Cacciari à la Biennale : le glas du droit de guerre ?

Alerte rouge : Le Patriarche Moraglia dénonce l’escalade technologique de la guerre et appelle à une révolution intérieure

Venise, Italie – Le patriarche Francesco Moraglia a lancé un avertissement sévère sur l’évolution de la guerre à l’ère des nouvelles technologies, soulignant un danger croissant pour la paix mondiale. S’exprimant lors d’un événement récent,il a mis en lumière l’submission croissante des “technosciences” à l’industrie de l’armement,une tendance qui,selon lui,exige une réflexion urgente.

Moraglia a rappelé le projet de paix perpétuelle esquissé par Emmanuel Kant, imaginant un organe juridique international capable de résoudre les conflits par le droit. Cependant, il a immédiatement souligné les limites d’une approche purement institutionnelle. “Nous pouvons avoir les meilleures lois et les meilleurs instruments, mais si le pilote manque, le voyage ne peut pas être achevé”, a-t-il déclaré, critiquant implicitement la paralysie actuelle des organisations internationales comme l’ONU et le manque de volonté politique pour une paix durable.

Au-delà des institutions, le patriarche a dénoncé les “structures du péché” – ces dynamiques sociales qui perpétuent l’injustice et la violence sous des formes souvent dissimulées.
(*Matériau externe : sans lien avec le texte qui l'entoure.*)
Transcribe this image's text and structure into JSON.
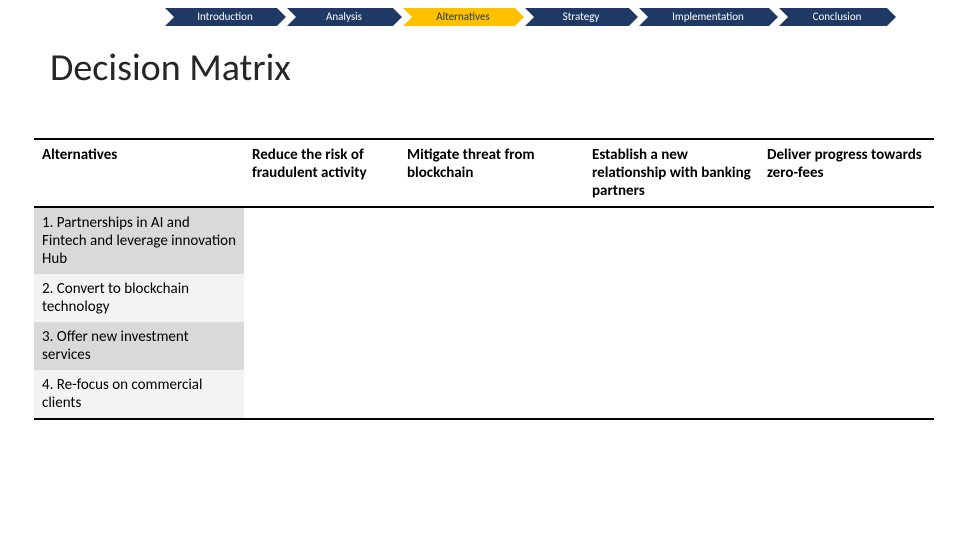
{
  "nav": {
    "items": [
      {
        "label": "Introduction",
        "active": false
      },
      {
        "label": "Analysis",
        "active": false
      },
      {
        "label": "Alternatives",
        "active": true
      },
      {
        "label": "Strategy",
        "active": false
      },
      {
        "label": "Implementation",
        "active": false
      },
      {
        "label": "Conclusion",
        "active": false
      }
    ]
  },
  "title": "Decision Matrix",
  "matrix": {
    "header": {
      "rowTitle": "Alternatives",
      "criteria": [
        "Reduce the risk of fraudulent activity",
        "Mitigate threat from blockchain",
        "Establish a new relationship with banking partners",
        "Deliver progress towards zero-fees"
      ]
    },
    "rows": [
      {
        "name": "1. Partnerships in AI and Fintech and leverage innovation Hub",
        "cells": [
          "",
          "",
          "",
          ""
        ]
      },
      {
        "name": "2. Convert to blockchain technology",
        "cells": [
          "",
          "",
          "",
          ""
        ]
      },
      {
        "name": "3. Offer new investment services",
        "cells": [
          "",
          "",
          "",
          ""
        ]
      },
      {
        "name": "4. Re-focus on commercial clients",
        "cells": [
          "",
          "",
          "",
          ""
        ]
      }
    ]
  }
}
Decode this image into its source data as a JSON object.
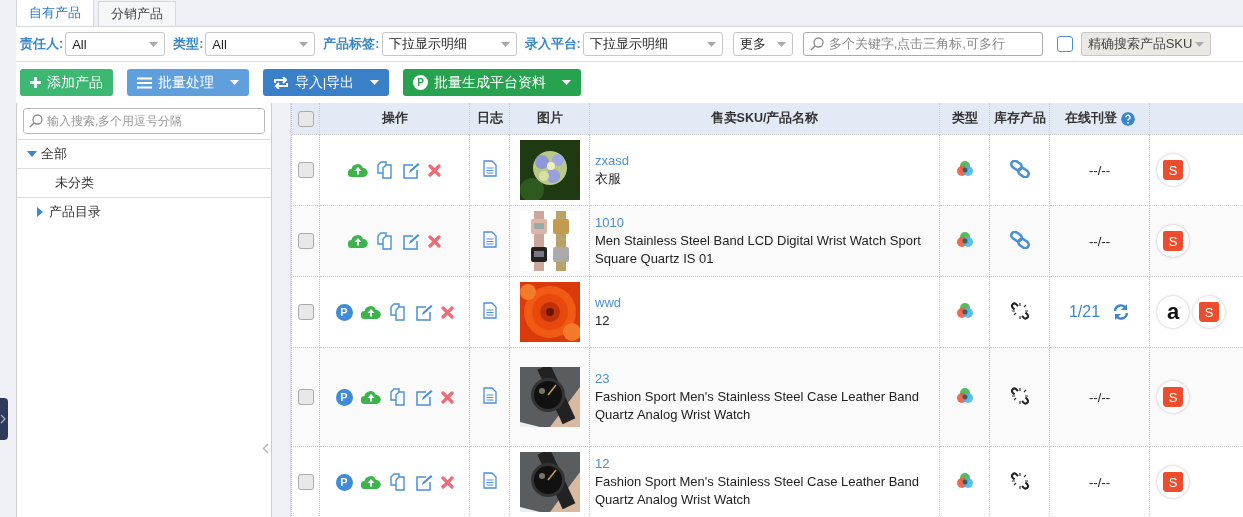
{
  "tabs": [
    {
      "label": "自有产品",
      "selected": true
    },
    {
      "label": "分销产品",
      "selected": false
    }
  ],
  "filters": [
    {
      "label": "责任人:",
      "value": "All"
    },
    {
      "label": "类型:",
      "value": "All"
    },
    {
      "label": "产品标签:",
      "value": "下拉显示明细"
    },
    {
      "label": "录入平台:",
      "value": "下拉显示明细"
    }
  ],
  "more_select": {
    "value": "更多"
  },
  "keyword_field": {
    "placeholder": "多个关键字,点击三角标,可多行"
  },
  "exact_search": {
    "checked": false,
    "value": "精确搜索产品SKU"
  },
  "toolbar": [
    {
      "kind": "plus",
      "label": "添加产品",
      "color": "#3db872",
      "dropdown": false
    },
    {
      "kind": "list",
      "label": "批量处理",
      "color": "#5fa0dc",
      "dropdown": true
    },
    {
      "kind": "exchange",
      "label": "导入|导出",
      "color": "#3a80c9",
      "dropdown": true
    },
    {
      "kind": "badge",
      "glyph": "P",
      "label": "批量生成平台资料",
      "color": "#27a350",
      "dropdown": true
    }
  ],
  "sidebar": {
    "search_placeholder": "输入搜索,多个用逗号分隔",
    "tree": [
      {
        "label": "全部",
        "expanded": true,
        "children": [
          {
            "label": "未分类"
          },
          {
            "label": "产品目录",
            "expanded": false
          }
        ]
      }
    ]
  },
  "table": {
    "select_all": {
      "checked": false
    },
    "columns": [
      "操作",
      "日志",
      "图片",
      "售卖SKU/产品名称",
      "类型",
      "库存产品",
      "在线刊登"
    ],
    "rows": [
      {
        "checked": false,
        "publish_badge": null,
        "image": {
          "kind": "picture"
        },
        "sku": "zxasd",
        "name": "衣服",
        "stock": {
          "kind": "linked"
        },
        "online": "--/--",
        "sync": false,
        "platforms": [
          {
            "kind": "shopee",
            "glyph": "S"
          }
        ]
      },
      {
        "checked": false,
        "publish_badge": null,
        "image": {
          "kind": "picture"
        },
        "sku": "1010",
        "name": "Men Stainless Steel Band LCD Digital Wrist Watch Sport Square Quartz IS 01",
        "stock": {
          "kind": "linked"
        },
        "online": "--/--",
        "sync": false,
        "platforms": [
          {
            "kind": "shopee",
            "glyph": "S"
          }
        ]
      },
      {
        "checked": false,
        "publish_badge": "P",
        "image": {
          "kind": "picture"
        },
        "sku": "wwd",
        "name": "12",
        "stock": {
          "kind": "broken"
        },
        "online": "1/21",
        "sync": true,
        "platforms": [
          {
            "kind": "amazon",
            "glyph": "a"
          },
          {
            "kind": "shopee",
            "glyph": "S"
          }
        ]
      },
      {
        "checked": false,
        "publish_badge": "P",
        "image": {
          "kind": "picture"
        },
        "sku": "23",
        "name": "Fashion Sport Men's Stainless Steel Case Leather Band Quartz Analog Wrist Watch",
        "stock": {
          "kind": "broken"
        },
        "online": "--/--",
        "sync": false,
        "platforms": [
          {
            "kind": "shopee",
            "glyph": "S"
          }
        ]
      },
      {
        "checked": false,
        "publish_badge": "P",
        "image": {
          "kind": "picture"
        },
        "sku": "12",
        "name": "Fashion Sport Men's Stainless Steel Case Leather Band Quartz Analog Wrist Watch",
        "stock": {
          "kind": "broken"
        },
        "online": "--/--",
        "sync": false,
        "platforms": [
          {
            "kind": "shopee",
            "glyph": "S"
          }
        ]
      }
    ]
  }
}
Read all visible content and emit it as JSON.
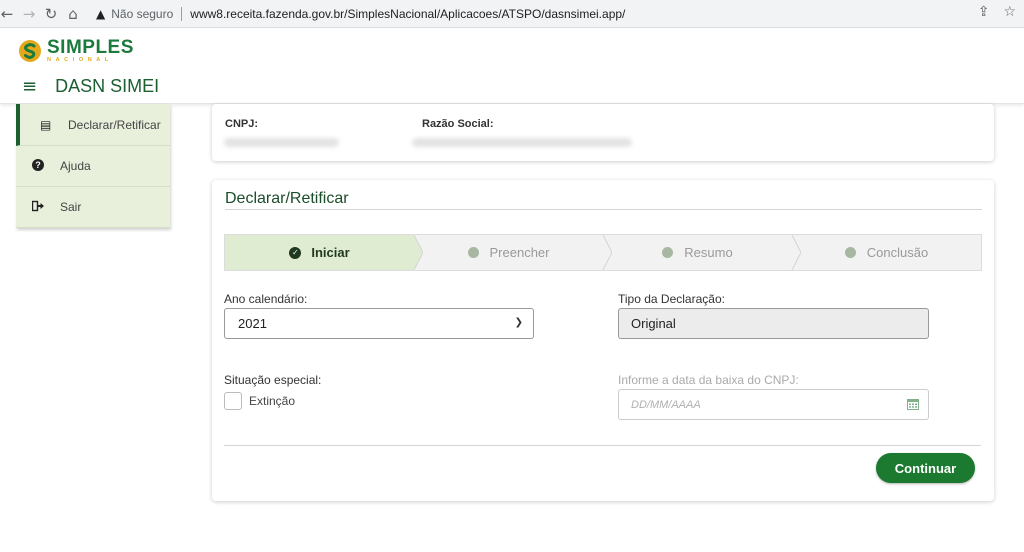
{
  "browser": {
    "security_label": "Não seguro",
    "url": "www8.receita.fazenda.gov.br/SimplesNacional/Aplicacoes/ATSPO/dasnsimei.app/"
  },
  "logo": {
    "main": "SIMPLES",
    "sub": "NACIONAL"
  },
  "header": {
    "title": "DASN SIMEI"
  },
  "sidebar": {
    "items": [
      {
        "label": "Declarar/Retificar",
        "icon": "document-icon"
      },
      {
        "label": "Ajuda",
        "icon": "question-circle-icon"
      },
      {
        "label": "Sair",
        "icon": "sign-out-icon"
      }
    ]
  },
  "company": {
    "cnpj_label": "CNPJ:",
    "razao_label": "Razão Social:"
  },
  "form": {
    "title": "Declarar/Retificar",
    "steps": [
      {
        "label": "Iniciar",
        "state": "active"
      },
      {
        "label": "Preencher",
        "state": "pending"
      },
      {
        "label": "Resumo",
        "state": "pending"
      },
      {
        "label": "Conclusão",
        "state": "pending"
      }
    ],
    "ano_label": "Ano calendário:",
    "ano_value": "2021",
    "tipo_label": "Tipo da Declaração:",
    "tipo_value": "Original",
    "situacao_label": "Situação especial:",
    "extincao_label": "Extinção",
    "data_baixa_label": "Informe a data da baixa do CNPJ:",
    "data_baixa_placeholder": "DD/MM/AAAA",
    "continue_label": "Continuar"
  },
  "colors": {
    "brand_green": "#1b7a2f",
    "brand_yellow": "#e4a91b",
    "sidebar_bg": "#e8f0dc"
  }
}
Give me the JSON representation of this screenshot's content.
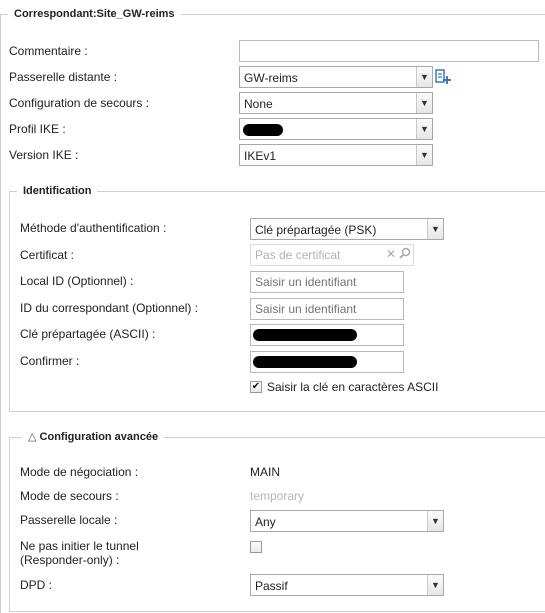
{
  "main": {
    "legend": "Correspondant:Site_GW-reims",
    "labels": {
      "commentaire": "Commentaire :",
      "passerelle_distante": "Passerelle distante :",
      "configuration_secours": "Configuration de secours :",
      "profil_ike": "Profil IKE :",
      "version_ike": "Version IKE :"
    },
    "values": {
      "commentaire": "",
      "passerelle_distante": "GW-reims",
      "configuration_secours": "None",
      "version_ike": "IKEv1"
    }
  },
  "identification": {
    "legend": "Identification",
    "labels": {
      "methode": "Méthode d'authentification :",
      "certificat": "Certificat :",
      "local_id": "Local ID (Optionnel) :",
      "id_correspondant": "ID du correspondant (Optionnel) :",
      "cle": "Clé prépartagée (ASCII) :",
      "confirmer": "Confirmer :"
    },
    "values": {
      "methode": "Clé prépartagée (PSK)"
    },
    "placeholders": {
      "certificat": "Pas de certificat",
      "local_id": "Saisir un identifiant",
      "id_correspondant": "Saisir un identifiant"
    },
    "ascii_checkbox": {
      "label": "Saisir la clé en caractères ASCII",
      "checked": true
    }
  },
  "advanced": {
    "legend": "Configuration avancée",
    "labels": {
      "mode_negociation": "Mode de négociation :",
      "mode_secours": "Mode de secours :",
      "passerelle_locale": "Passerelle locale :",
      "responder_line1": "Ne pas initier le tunnel",
      "responder_line2": "(Responder-only) :",
      "dpd": "DPD :"
    },
    "values": {
      "mode_negociation": "MAIN",
      "mode_secours": "temporary",
      "passerelle_locale": "Any",
      "dpd": "Passif"
    },
    "responder_checked": false
  },
  "icons": {
    "dropdown": "chevron-down-icon",
    "add": "add-object-icon",
    "clear": "close-icon",
    "search": "search-icon",
    "collapse": "collapse-triangle-icon",
    "check": "checkmark-icon"
  },
  "colors": {
    "border": "#cfcfcf",
    "muted": "#b5b5b5",
    "add_icon": "#2f6fb8"
  }
}
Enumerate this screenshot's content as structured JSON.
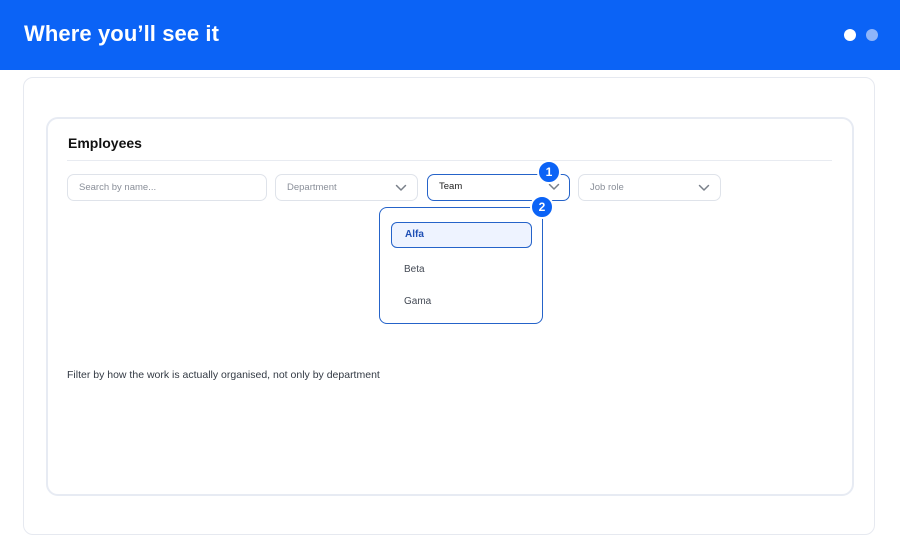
{
  "header": {
    "title": "Where you’ll see it",
    "accent_color": "#0b63f6"
  },
  "card": {
    "title": "Employees"
  },
  "filters": {
    "search_placeholder": "Search by name...",
    "department_label": "Department",
    "team_label": "Team",
    "job_role_label": "Job role"
  },
  "dropdown": {
    "selected": "Alfa",
    "options": [
      "Alfa",
      "Beta",
      "Gama"
    ]
  },
  "badges": {
    "first": "1",
    "second": "2"
  },
  "helper_text": "Filter by how the work is actually organised, not only by department",
  "icons": {
    "chevron": "chevron-down-icon",
    "pagination": "pagination-dots"
  }
}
Il a insisté sur le fait que la guerre ne se manifeste pas toujours de manière conventionnelle, mais se propage à travers des mécanismes plus subtils et insidieux.

Un appel à la transformation intérieure

Le cœur du message de Moraglia est un appel à une transformation profonde de l’être humain.S’inspirant du philosophe russe Nikolaj Berdjaev, il a affirmé que la liberté est une condition préalable à la vérité et que la victoire sur le mal ne peut être obtenue par la force étatique, mais par une victoire intérieure et spirituelle. “L’État peut limiter la violence, mais il ne peut pas éradiquer le péché”, a-t-il souligné.

Cette réflexion s’inscrit dans une longue tradition philosophique et religieuse qui remet en question la primauté de la puissance et de la contrainte dans la résolution des conflits. Des penseurs comme Aristote, avec sa distinction entre la force et la persuasion, ou encore les pacifistes du XXe siècle, ont souligné l’importance de la transformation morale et spirituelle comme condition préalable à une paix durable.

Moraglia a conclu en appelant à une responsabilité personnelle et collective, insistant sur le fait que le bien n’est pas simplement le résultat de lois, mais le fruit d’un choix libre et conscient. Il a plaidé pour un retour à l’homme, à sa complexité, à ses blessures et à sa capacité de se renouveler. Seule une humanité réconciliée avec elle-même, a-t-il affirmé, pourra “trouver la grâce de vivre dans la vérité et de construire une paix authentique”.

Cet appel à la transformation intérieure résonne particulièrement fort dans un contexte mondial marqué par des tensions géopolitiques croissantes, la prolifération des armes et la montée des nationalismes. Il rappelle que la paix ne peut être réduite à une simple absence de guerre, mais qu’elle exige un engagement profond en faveur de la justice, de la compassion et de la réconciliation.